I wish I helped more.

I wish I reminded you more how much you are loved and needed by so many people.

I wish I could wind back the clock.

Greg was a genuine and treasured friend for many years. He was a savvy journalist and talented interviewer, honest, and had a great wit. He was kind-hearted, he adored his family and made time for true friends. I loved how he was tremendously down-to-earth.

He didn't give a toss about wearing a suit and being a celebrity; he preferred to wear an old pair of jeans and toil away on his old mini or motorbike, or play music.

Greg and I bonded over both being journalists, being raised in the Bay of Plenty, running, parenting, and being Achilles charity ambassadors. Through this charity we have helped lots of disabled athletes to run marathons and half marathons in New York, Rotorua, Wellington and Auckland. These are treasured memories.

Helping others was heart-felt for Greg.
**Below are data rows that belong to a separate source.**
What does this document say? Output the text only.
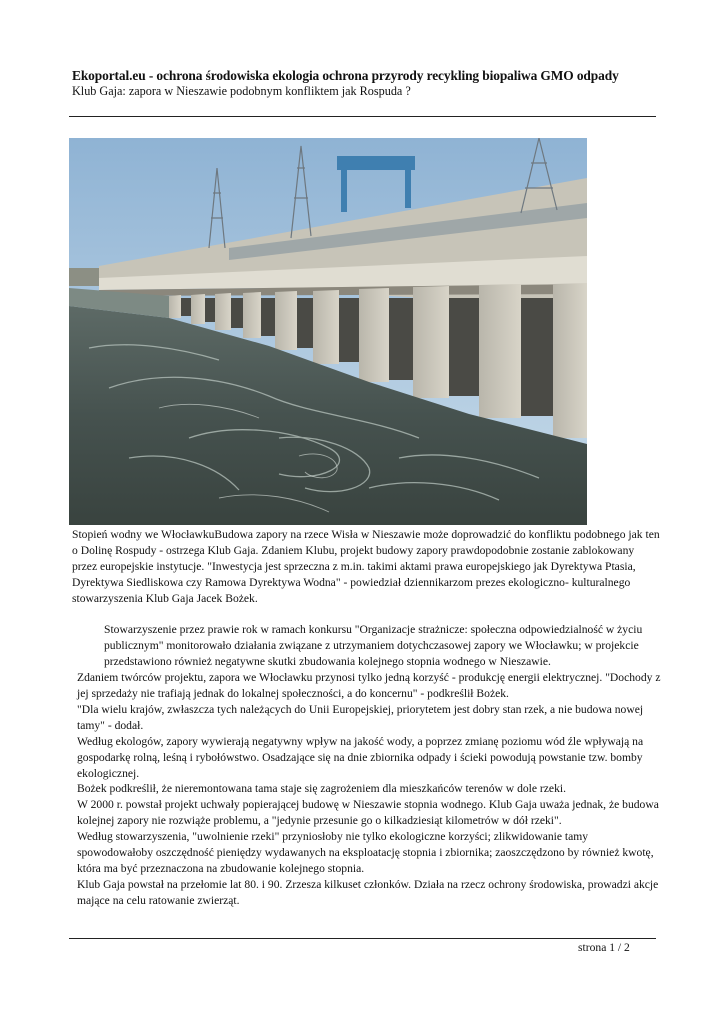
Ekoportal.eu - ochrona środowiska ekologia ochrona przyrody recykling biopaliwa GMO odpady
Klub Gaja: zapora w Nieszawie podobnym konfliktem jak Rospuda ?

Stopień wodny we WłocławkuBudowa zapory na rzece Wisła w Nieszawie może doprowadzić do konfliktu podobnego jak ten o Dolinę Rospudy - ostrzega Klub Gaja. Zdaniem Klubu, projekt budowy zapory prawdopodobnie zostanie zablokowany przez europejskie instytucje. "Inwestycja jest sprzeczna z m.in. takimi aktami prawa europejskiego jak Dyrektywa Ptasia, Dyrektywa Siedliskowa czy Ramowa Dyrektywa Wodna" - powiedział dziennikarzom prezes ekologiczno- kulturalnego stowarzyszenia Klub Gaja Jacek Bożek.

Stowarzyszenie przez prawie rok w ramach konkursu "Organizacje strażnicze: społeczna odpowiedzialność w życiu publicznym" monitorowało działania związane z utrzymaniem dotychczasowej zapory we Włocławku; w projekcie przedstawiono również negatywne skutki zbudowania kolejnego stopnia wodnego w Nieszawie.

Zdaniem twórców projektu, zapora we Włocławku przynosi tylko jedną korzyść - produkcję energii elektrycznej. "Dochody z jej sprzedaży nie trafiają jednak do lokalnej społeczności, a do koncernu" - podkreślił Bożek.

"Dla wielu krajów, zwłaszcza tych należących do Unii Europejskiej, priorytetem jest dobry stan rzek, a nie budowa nowej tamy" - dodał.

Według ekologów, zapory wywierają negatywny wpływ na jakość wody, a poprzez zmianę poziomu wód źle wpływają na gospodarkę rolną, leśną i rybołówstwo. Osadzające się na dnie zbiornika odpady i ścieki powodują powstanie tzw. bomby ekologicznej.

Bożek podkreślił, że nieremontowana tama staje się zagrożeniem dla mieszkańców terenów w dole rzeki.

W 2000 r. powstał projekt uchwały popierającej budowę w Nieszawie stopnia wodnego. Klub Gaja uważa jednak, że budowa kolejnej zapory nie rozwiąże problemu, a "jedynie przesunie go o kilkadziesiąt kilometrów w dół rzeki".

Według stowarzyszenia, "uwolnienie rzeki" przyniosłoby nie tylko ekologiczne korzyści; zlikwidowanie tamy spowodowałoby oszczędność pieniędzy wydawanych na eksploatację stopnia i zbiornika; zaoszczędzono by również kwotę, która ma być przeznaczona na zbudowanie kolejnego stopnia.

Klub Gaja powstał na przełomie lat 80. i 90. Zrzesza kilkuset członków. Działa na rzecz ochrony środowiska, prowadzi akcje mające na celu ratowanie zwierząt.

strona 1 / 2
We both own identical blessed greenstone Maori carvings from a blind runner who we helped achieve a marathon dream. However, it was actually Greg who was the most emotional at that marathon's end. "You'll never know how much this has boosted my confidence," he told us, while tears escaped down his cheeks unexpectedly.

Most recently Greg and I bonded over both playing the saxophone. We talked about playing the song The Race by the band Yello, soon.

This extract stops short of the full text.